Evelyn Ray, will you rise alone?
Or will your lovers of dull grey stone 
Pace beside you through the wan

Twilight of that bitter day
To be judged as stone and judged as clay.
And no one to say the judgment nay?

Better be nothing, Evelyn Ray,
A handful of buttercups that sway 
In the wind for a children’s holiday.

For earth to earth is the best we know,
Where the good blind worms push to and fro
Turning us into the seeds which grow,

And lovers and ladies are dead indeed,
Lost in the sap of a flower seed.
Is this, think you, a sorry creed?

Well, be it so, for the world is wide 
And opinions jostle on every side.
What has always hidden will always hide.

And every year when the fields are high 
With oat grass, and red top, and timothy,
I know that a creed is the shell of a lie.

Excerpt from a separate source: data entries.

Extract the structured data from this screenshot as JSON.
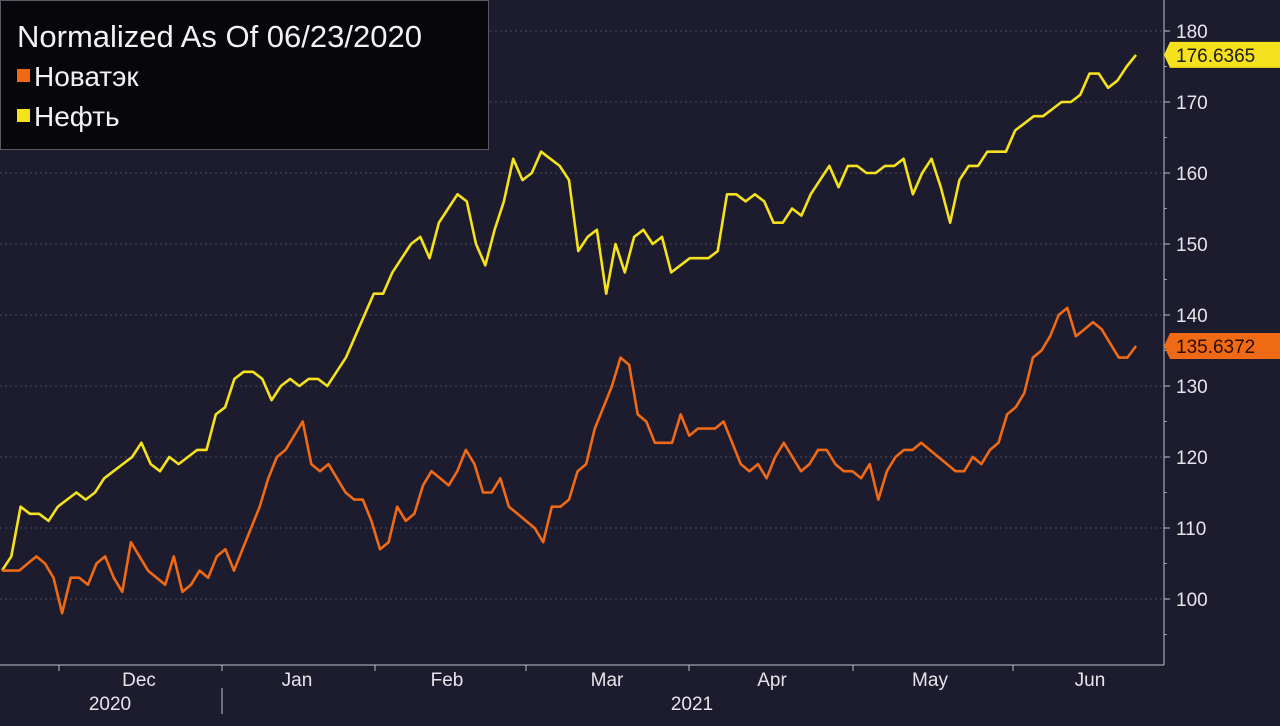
{
  "chart_data": {
    "type": "line",
    "title": "Normalized As Of 06/23/2020",
    "ylim": [
      90,
      182
    ],
    "y_ticks": [
      100,
      110,
      120,
      130,
      140,
      150,
      160,
      170,
      180
    ],
    "grid": true,
    "legend_position": "top-left",
    "x_month_labels": [
      "Dec",
      "Jan",
      "Feb",
      "Mar",
      "Apr",
      "May",
      "Jun"
    ],
    "x_year_labels": [
      "2020",
      "2021"
    ],
    "series": [
      {
        "name": "Нефть",
        "color": "#f5e11c",
        "last_value_label": "176.6365",
        "values": [
          104,
          106,
          113,
          112,
          112,
          111,
          113,
          114,
          115,
          114,
          115,
          117,
          118,
          119,
          120,
          122,
          119,
          118,
          120,
          119,
          120,
          121,
          121,
          126,
          127,
          131,
          132,
          132,
          131,
          128,
          130,
          131,
          130,
          131,
          131,
          130,
          132,
          134,
          137,
          140,
          143,
          143,
          146,
          148,
          150,
          151,
          148,
          153,
          155,
          157,
          156,
          150,
          147,
          152,
          156,
          162,
          159,
          160,
          163,
          162,
          161,
          159,
          149,
          151,
          152,
          143,
          150,
          146,
          151,
          152,
          150,
          151,
          146,
          147,
          148,
          148,
          148,
          149,
          157,
          157,
          156,
          157,
          156,
          153,
          153,
          155,
          154,
          157,
          159,
          161,
          158,
          161,
          161,
          160,
          160,
          161,
          161,
          162,
          157,
          160,
          162,
          158,
          153,
          159,
          161,
          161,
          163,
          163,
          163,
          166,
          167,
          168,
          168,
          169,
          170,
          170,
          171,
          174,
          174,
          172,
          173,
          175,
          176.6365
        ]
      },
      {
        "name": "Новатэк",
        "color": "#f06a16",
        "last_value_label": "135.6372",
        "values": [
          104,
          104,
          104,
          105,
          106,
          105,
          103,
          98,
          103,
          103,
          102,
          105,
          106,
          103,
          101,
          108,
          106,
          104,
          103,
          102,
          106,
          101,
          102,
          104,
          103,
          106,
          107,
          104,
          107,
          110,
          113,
          117,
          120,
          121,
          123,
          125,
          119,
          118,
          119,
          117,
          115,
          114,
          114,
          111,
          107,
          108,
          113,
          111,
          112,
          116,
          118,
          117,
          116,
          118,
          121,
          119,
          115,
          115,
          117,
          113,
          112,
          111,
          110,
          108,
          113,
          113,
          114,
          118,
          119,
          124,
          127,
          130,
          134,
          133,
          126,
          125,
          122,
          122,
          122,
          126,
          123,
          124,
          124,
          124,
          125,
          122,
          119,
          118,
          119,
          117,
          120,
          122,
          120,
          118,
          119,
          121,
          121,
          119,
          118,
          118,
          117,
          119,
          114,
          118,
          120,
          121,
          121,
          122,
          121,
          120,
          119,
          118,
          118,
          120,
          119,
          121,
          122,
          126,
          127,
          129,
          134,
          135,
          137,
          140,
          141,
          137,
          138,
          139,
          138,
          136,
          134,
          134,
          135.6372
        ]
      }
    ]
  }
}
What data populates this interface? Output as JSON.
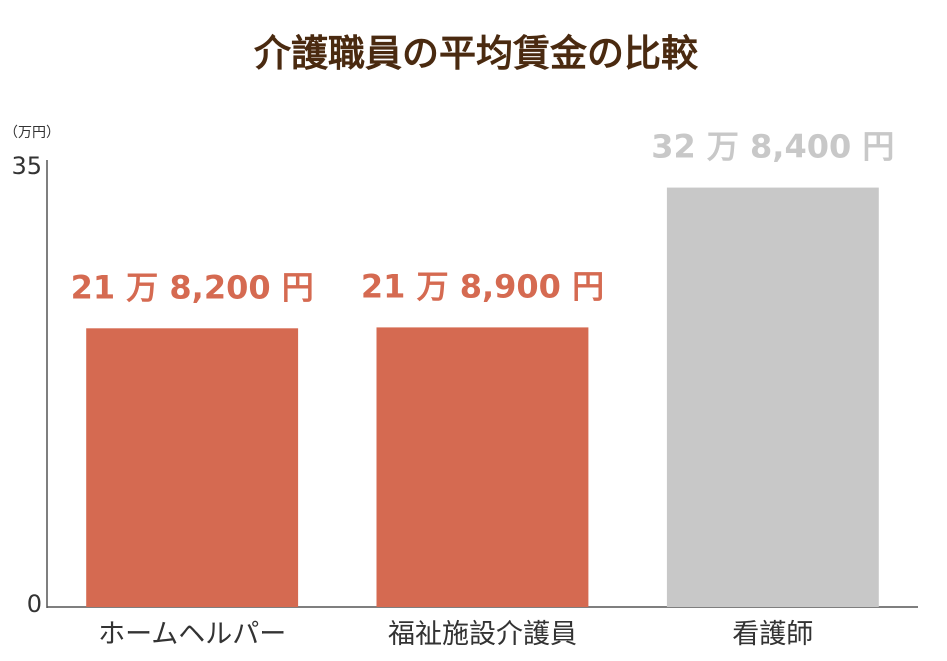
{
  "chart_data": {
    "type": "bar",
    "title": "介護職員の平均賃金の比較",
    "unit_label": "（万円）",
    "categories": [
      "ホームヘルパー",
      "福祉施設介護員",
      "看護師"
    ],
    "values": [
      21.82,
      21.89,
      32.84
    ],
    "data_labels": [
      "21 万 8,200 円",
      "21 万 8,900 円",
      "32 万 8,400 円"
    ],
    "colors": [
      "#d56a51",
      "#d56a51",
      "#c8c8c8"
    ],
    "ylim": [
      0,
      35
    ],
    "yticks": [
      "0",
      "35"
    ],
    "grid": false,
    "legend": "none"
  }
}
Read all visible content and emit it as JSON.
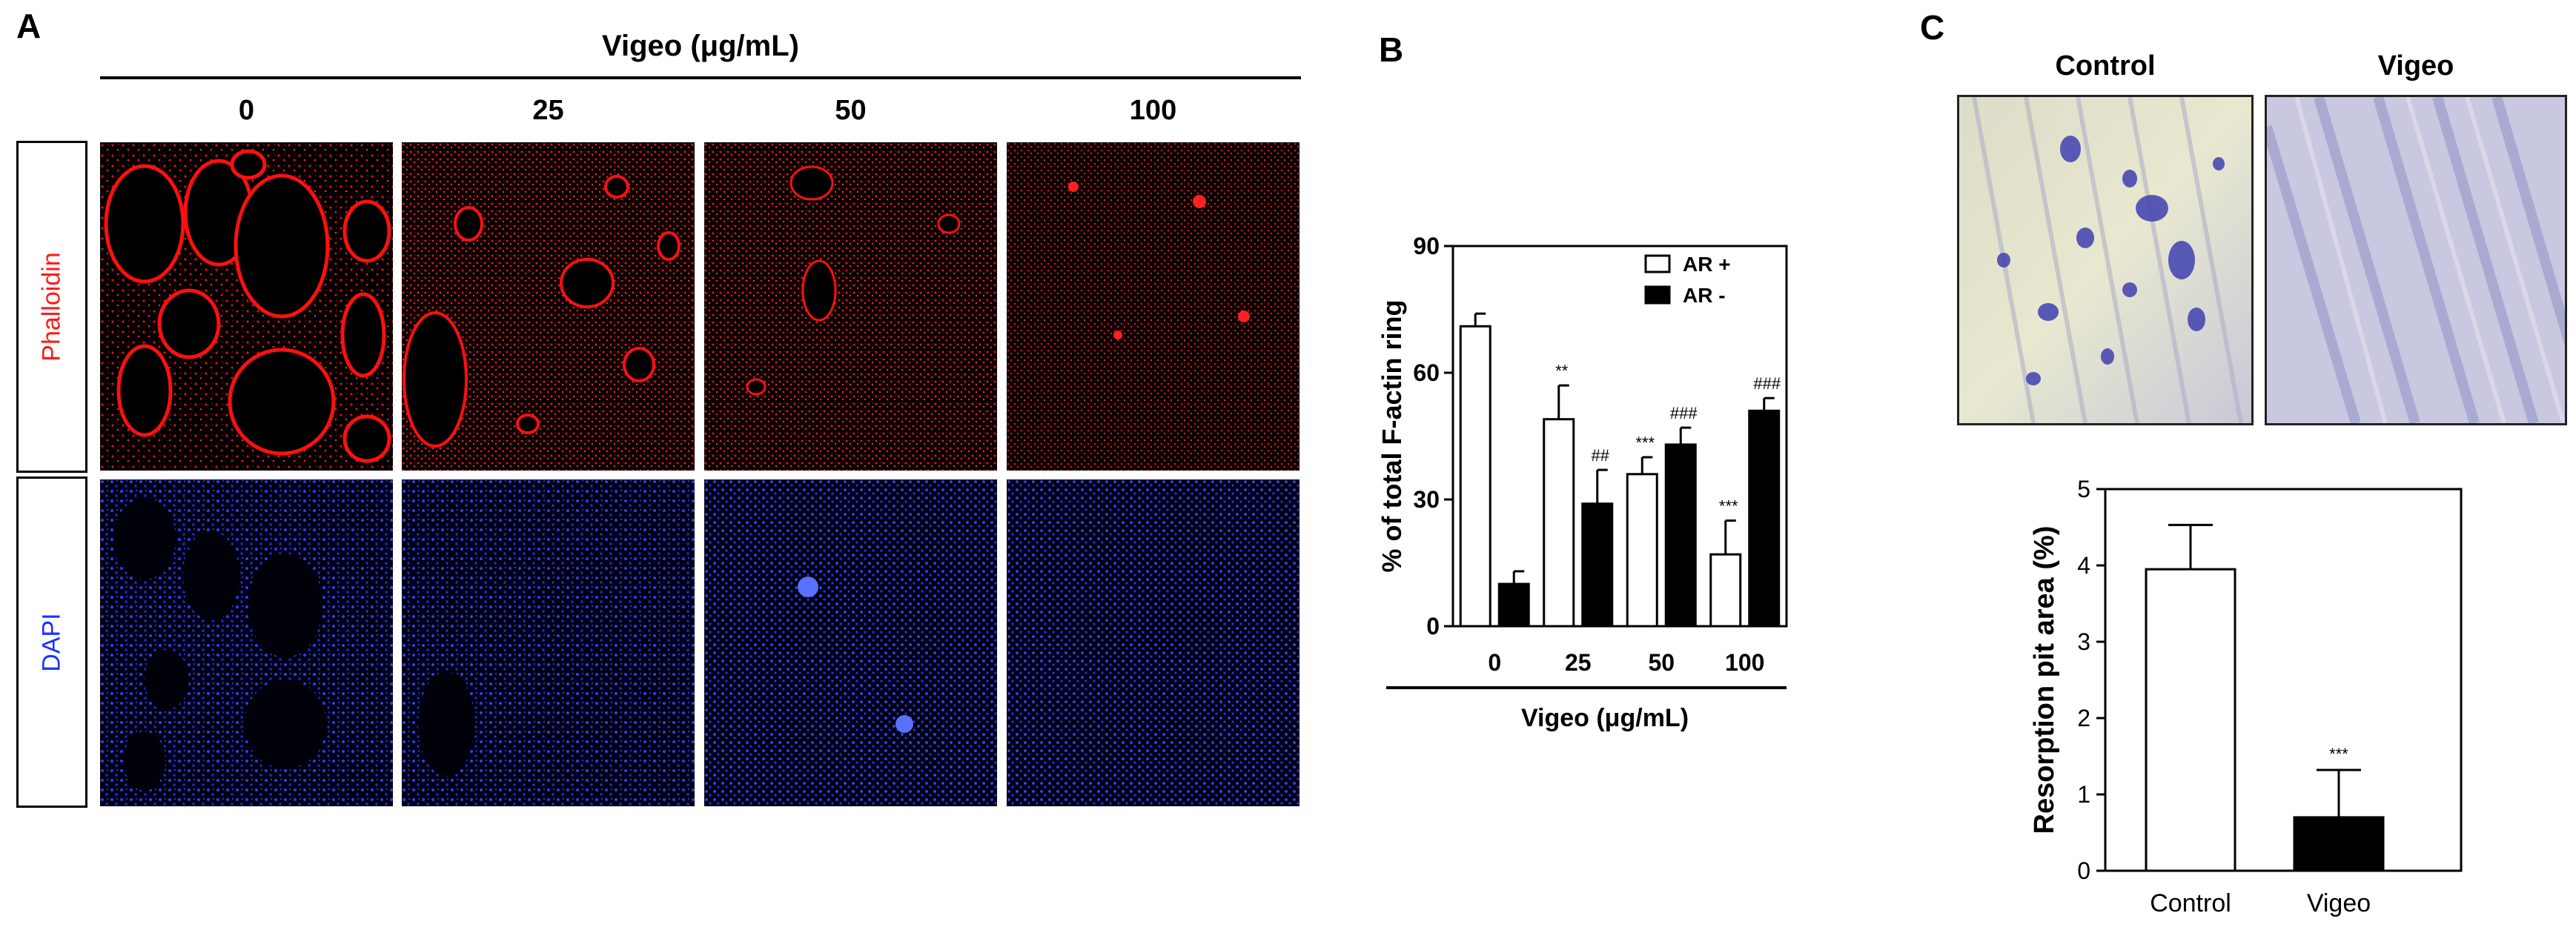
{
  "panelA": {
    "letter": "A",
    "header": "Vigeo (μg/mL)",
    "doses": [
      "0",
      "25",
      "50",
      "100"
    ],
    "rows": [
      {
        "label": "Phalloidin",
        "color": "#ff1a1a"
      },
      {
        "label": "DAPI",
        "color": "#1a33ff"
      }
    ]
  },
  "panelB": {
    "letter": "B"
  },
  "panelC": {
    "letter": "C",
    "image_labels": [
      "Control",
      "Vigeo"
    ]
  },
  "chart_data": [
    {
      "type": "bar",
      "xlabel": "Vigeo (μg/mL)",
      "ylabel": "% of total F-actin ring",
      "categories": [
        "0",
        "25",
        "50",
        "100"
      ],
      "ylim": [
        0,
        90
      ],
      "yticks": [
        "0",
        "30",
        "60",
        "90"
      ],
      "legend_position": "top-right",
      "series": [
        {
          "name": "AR +",
          "fill": "#ffffff",
          "values": [
            71,
            49,
            36,
            17
          ],
          "errors": [
            3,
            8,
            4,
            8
          ],
          "annotations": [
            "",
            "**",
            "***",
            "***"
          ]
        },
        {
          "name": "AR -",
          "fill": "#000000",
          "values": [
            10,
            29,
            43,
            51
          ],
          "errors": [
            3,
            8,
            4,
            3
          ],
          "annotations": [
            "",
            "##",
            "###",
            "###"
          ]
        }
      ]
    },
    {
      "type": "bar",
      "ylabel": "Resorption pit area (%)",
      "categories": [
        "Control",
        "Vigeo"
      ],
      "ylim": [
        0,
        5
      ],
      "yticks": [
        "0",
        "1",
        "2",
        "3",
        "4",
        "5"
      ],
      "values": [
        3.95,
        0.7
      ],
      "errors": [
        0.58,
        0.62
      ],
      "fills": [
        "#ffffff",
        "#000000"
      ],
      "annotations": [
        "",
        "***"
      ]
    }
  ]
}
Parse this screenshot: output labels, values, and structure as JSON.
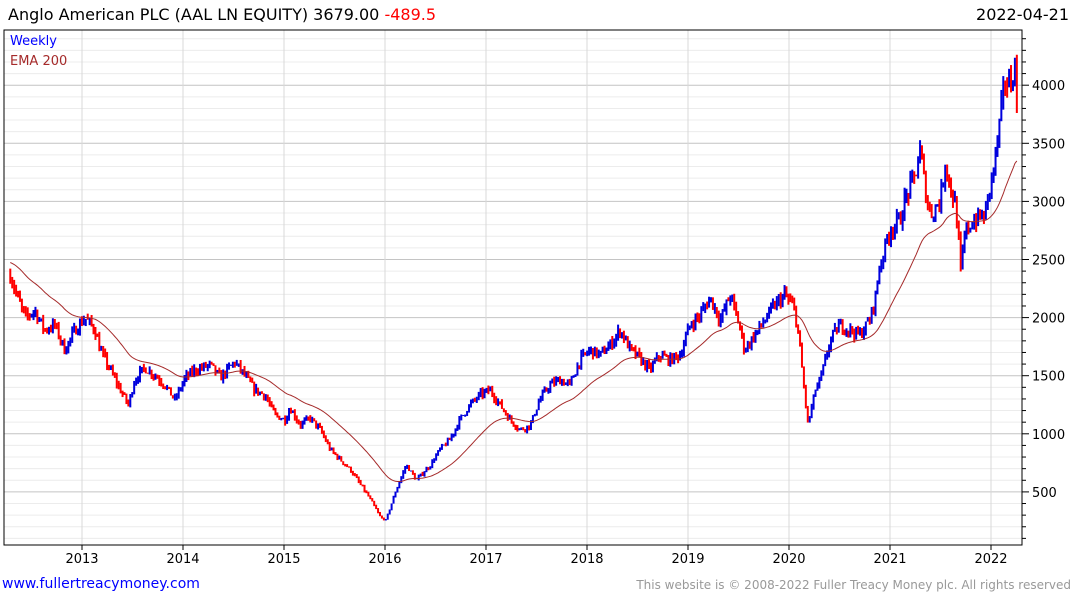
{
  "header": {
    "name": "Anglo American PLC (AAL LN EQUITY)",
    "last": "3679.00",
    "change": "-489.5",
    "date": "2022-04-21"
  },
  "footer": {
    "site": "www.fullertreacymoney.com",
    "copyright": "This website is © 2008-2022 Fuller Treacy Money plc. All rights reserved"
  },
  "colors": {
    "up": "#0000dd",
    "down": "#ff0000",
    "ema": "#a52a2a"
  },
  "chart_data": {
    "type": "line",
    "title": "Anglo American PLC (AAL LN EQUITY)",
    "legend": [
      {
        "label": "Weekly",
        "color": "#0000ff"
      },
      {
        "label": "EMA 200",
        "color": "#a52a2a"
      }
    ],
    "legend_position": "top-left",
    "xlim": [
      2012.25,
      2022.35
    ],
    "ylim": [
      0,
      4400
    ],
    "y_ticks": [
      500,
      1000,
      1500,
      2000,
      2500,
      3000,
      3500,
      4000
    ],
    "x_ticks": [
      2013,
      2014,
      2015,
      2016,
      2017,
      2018,
      2019,
      2020,
      2021,
      2022
    ],
    "x_tick_labels": [
      "2013",
      "2014",
      "2015",
      "2016",
      "2017",
      "2018",
      "2019",
      "2020",
      "2021",
      "2022"
    ],
    "y_tick_labels": [
      "500",
      "1000",
      "1500",
      "2000",
      "2500",
      "3000",
      "3500",
      "4000"
    ],
    "grid": true,
    "ema_start": 2480,
    "price_path": [
      [
        2012.29,
        2367
      ],
      [
        2012.37,
        2151
      ],
      [
        2012.44,
        1997
      ],
      [
        2012.53,
        2065
      ],
      [
        2012.63,
        1893
      ],
      [
        2012.73,
        1936
      ],
      [
        2012.83,
        1721
      ],
      [
        2012.93,
        1893
      ],
      [
        2013.03,
        1997
      ],
      [
        2013.13,
        1893
      ],
      [
        2013.18,
        1721
      ],
      [
        2013.28,
        1549
      ],
      [
        2013.38,
        1377
      ],
      [
        2013.46,
        1248
      ],
      [
        2013.52,
        1463
      ],
      [
        2013.62,
        1566
      ],
      [
        2013.72,
        1506
      ],
      [
        2013.82,
        1420
      ],
      [
        2013.92,
        1291
      ],
      [
        2014.02,
        1480
      ],
      [
        2014.12,
        1549
      ],
      [
        2014.27,
        1592
      ],
      [
        2014.37,
        1480
      ],
      [
        2014.51,
        1618
      ],
      [
        2014.61,
        1506
      ],
      [
        2014.71,
        1377
      ],
      [
        2014.81,
        1334
      ],
      [
        2014.91,
        1162
      ],
      [
        2015.01,
        1119
      ],
      [
        2015.06,
        1222
      ],
      [
        2015.16,
        1076
      ],
      [
        2015.26,
        1136
      ],
      [
        2015.36,
        1033
      ],
      [
        2015.46,
        861
      ],
      [
        2015.56,
        775
      ],
      [
        2015.66,
        688
      ],
      [
        2015.76,
        559
      ],
      [
        2015.86,
        430
      ],
      [
        2015.96,
        275
      ],
      [
        2016.01,
        258
      ],
      [
        2016.11,
        516
      ],
      [
        2016.21,
        732
      ],
      [
        2016.31,
        602
      ],
      [
        2016.45,
        732
      ],
      [
        2016.54,
        861
      ],
      [
        2016.64,
        947
      ],
      [
        2016.74,
        1119
      ],
      [
        2016.84,
        1248
      ],
      [
        2016.94,
        1334
      ],
      [
        2017.04,
        1377
      ],
      [
        2017.14,
        1248
      ],
      [
        2017.24,
        1119
      ],
      [
        2017.34,
        1033
      ],
      [
        2017.44,
        1076
      ],
      [
        2017.53,
        1291
      ],
      [
        2017.63,
        1420
      ],
      [
        2017.73,
        1463
      ],
      [
        2017.83,
        1420
      ],
      [
        2017.93,
        1635
      ],
      [
        2018.03,
        1721
      ],
      [
        2018.13,
        1678
      ],
      [
        2018.23,
        1764
      ],
      [
        2018.33,
        1893
      ],
      [
        2018.43,
        1721
      ],
      [
        2018.52,
        1652
      ],
      [
        2018.62,
        1549
      ],
      [
        2018.72,
        1678
      ],
      [
        2018.82,
        1635
      ],
      [
        2018.92,
        1678
      ],
      [
        2019.02,
        1936
      ],
      [
        2019.12,
        2022
      ],
      [
        2019.22,
        2169
      ],
      [
        2019.32,
        1979
      ],
      [
        2019.42,
        2195
      ],
      [
        2019.52,
        1893
      ],
      [
        2019.56,
        1721
      ],
      [
        2019.66,
        1850
      ],
      [
        2019.76,
        1979
      ],
      [
        2019.86,
        2108
      ],
      [
        2019.96,
        2195
      ],
      [
        2020.06,
        2065
      ],
      [
        2020.11,
        1721
      ],
      [
        2020.16,
        1291
      ],
      [
        2020.19,
        1076
      ],
      [
        2020.26,
        1377
      ],
      [
        2020.31,
        1463
      ],
      [
        2020.41,
        1807
      ],
      [
        2020.5,
        1936
      ],
      [
        2020.6,
        1893
      ],
      [
        2020.7,
        1850
      ],
      [
        2020.8,
        1979
      ],
      [
        2020.85,
        2151
      ],
      [
        2020.9,
        2453
      ],
      [
        2021.0,
        2754
      ],
      [
        2021.1,
        2840
      ],
      [
        2021.15,
        3012
      ],
      [
        2021.25,
        3227
      ],
      [
        2021.3,
        3442
      ],
      [
        2021.35,
        3098
      ],
      [
        2021.4,
        2883
      ],
      [
        2021.5,
        3012
      ],
      [
        2021.55,
        3356
      ],
      [
        2021.6,
        3098
      ],
      [
        2021.65,
        2969
      ],
      [
        2021.7,
        2410
      ],
      [
        2021.75,
        2754
      ],
      [
        2021.84,
        2840
      ],
      [
        2021.94,
        2883
      ],
      [
        2022.04,
        3356
      ],
      [
        2022.09,
        3701
      ],
      [
        2022.14,
        4045
      ],
      [
        2022.19,
        4002
      ],
      [
        2022.24,
        4174
      ],
      [
        2022.26,
        3679
      ]
    ]
  }
}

Peace be with you, Evelyn Ray,
And to your lovers, if so it may,
For earth made stone and earth made clay.

Credit

This poem is in the public domain. Published in Poem-a-Day on June 8, 2024, by the Academy of American Poets.

About this Poem

“Evelyn Ray” first appeared in Poetry: A Magazine of Verse in December 1923. The poem was later published in What’s O’Clock (Houghton Mifflin Company, 1925), which won Amy Lowell a Pulitzer Prize in Poetry posthumously. The poem would later be anthologized and is included in Selected Poems of Amy Lowell (Houghton Mifflin Company, 1928), edited by John Livingston Lowes. For the December 1925 issue, Lowell’s colleague and friend, Harriet Monroe, penned a review of What’s O’Clock for Poetry in which she wrote, “It is difficult to take a dispassionate view of a posthumous book—a book published, like this, soon after its author’s death. Yet one can not go far wrong in feeling that this latest, but not quite last, volume adds a special poignancy to the laments for the poet’s passing; because it contains some of her best work, work illustrating not only the fertility and wide range of her mind, but also her increasing control over her chosen instrument. I don’t feel this control in the opening poem, which rambles and gets out of rhythm, like some of its too discursive predecessors in previous volumes. But the second entry, Evelyn Ray [sic], shows not only dramatic intensity but also brevity and concentration, with keen emphasis upon climax. It is, as our readers know, the story of a doubly fatal duel, followed by the poet’s meditations upon the utter blankness of death. She does not pretend to look beyond—no explanation seems adequate […]. Life being inexplicable and death its mere ceasing, Miss Lowell seizes the passing hour of beauty, and gives her readers phases of its color and tune.”